The most straightforward idea is to consider y-axis aligned bell curves tracking along the line $y = b_0x + b_1$, but this of course does not integrate to 1 and so does not constitute a probability distribution on S.

Edit for clarification: A probability distribution on $R^2$ is a positive function $p$, such that $\int_{R^2} p(x,y) dxdy = 1$. Given a linear model $y = b_0 x + b_1 + \epsilon$, where $\epsilon \sim N(0, \sigma^2)$, how does a fixed $(b_0, b_1, \sigma^2)$ induce such a function, as claimed in the linked article?

Answer 1

You might want to adopt Bayesian notation to possibly make it more intuitive. Given a fixed set of parameters $\theta$ and your X coordinates, you identify a distribution.

$ Y|X,\theta\sim \mathcal{N}(b_0+b_1X,1\cdot\sigma^2) $

In this case it is normal because you make the assumption that your errors $\epsilon$ are normally distributed and adding a 'number' to a Gaussian random variable just shifts its mean.

Answer 2

The answers of whuber and xcesc are very clear. My mathematical skills are much less. But is your question not similar to the following simple example. 10% of all men do like shopping, 90% do not. For women it is the other way round. In total it is 50/50. For men and women separately the two probabilities sum to 1, for the total as well. The total probabilities sum to 1 not to 2 of course.

Answer 3

To add on @xcesc's answer, the act of modeling $Y = f_\theta(X,\cdot)$ is essentially a way to approximate

$$P(X,Y) \approx P_\theta(Y\mid X)\cdot P(X)$$

This is not an equal sign because you are not sure your specified $P_\theta$ distribution can be equal to the true $P(Y\mid X)$ for some $\theta^\star$.

In all such attempts, you do not wish to model the marginal $P(X)$, you simply use $P(X) \approx \widehat{P}(X)$ the empirical distribution.

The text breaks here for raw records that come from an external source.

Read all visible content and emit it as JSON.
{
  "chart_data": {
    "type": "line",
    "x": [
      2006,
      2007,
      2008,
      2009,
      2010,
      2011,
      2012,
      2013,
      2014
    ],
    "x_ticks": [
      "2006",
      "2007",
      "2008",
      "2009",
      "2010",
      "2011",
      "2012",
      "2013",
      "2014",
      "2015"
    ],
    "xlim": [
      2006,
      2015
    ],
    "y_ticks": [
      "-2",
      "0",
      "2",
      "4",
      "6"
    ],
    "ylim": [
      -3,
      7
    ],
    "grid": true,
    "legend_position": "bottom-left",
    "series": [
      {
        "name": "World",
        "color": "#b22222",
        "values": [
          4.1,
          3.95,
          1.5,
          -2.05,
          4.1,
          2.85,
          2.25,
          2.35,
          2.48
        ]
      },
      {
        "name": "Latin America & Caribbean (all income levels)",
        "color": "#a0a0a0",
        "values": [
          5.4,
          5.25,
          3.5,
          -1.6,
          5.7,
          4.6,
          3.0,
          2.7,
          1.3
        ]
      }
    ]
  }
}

So in all such modelling tasks, we say that "$P_\theta$ induces a distribution on $S$ (here $\mathbb{R}^2$)" because we do not say "the obvious part", which is "we assume the input data comes from $P(X)$".

Then it is obviously true that $\theta_0 = (b_0, b_1)$ also implies a distribution on $\mathbb{R}^2$ through the same logic, however it is not a distribution that is consistent with the data because there are some data points $(x_i,y_i)$ for which $(x_i,y_i)\not\in\mathrm{Supp}\left(P_{\theta_0}(Y\mid X)P(X)\right)$.

The reason we wish to go beyond just using the joint empirical distribution $\widehat{P}(X,Y)$ (which is consistent with the data) is simply because in many settings, after getting finitely many $(x_i,y_i)$ pairs $1\leq i\leq N$, you often need to come up with a guess for $(x_{N+1}, y_{N+1})$ where $x_{N+1} \neq x_i$ for all $x_i$ in the dataset.

In this setting, just "registering" the frequency of the existing $(x,y)$ pairs into a table often yields lower predictive power than figuring a simplistic model of $Y\mid X=x$ that is defined for unknown $x$ values.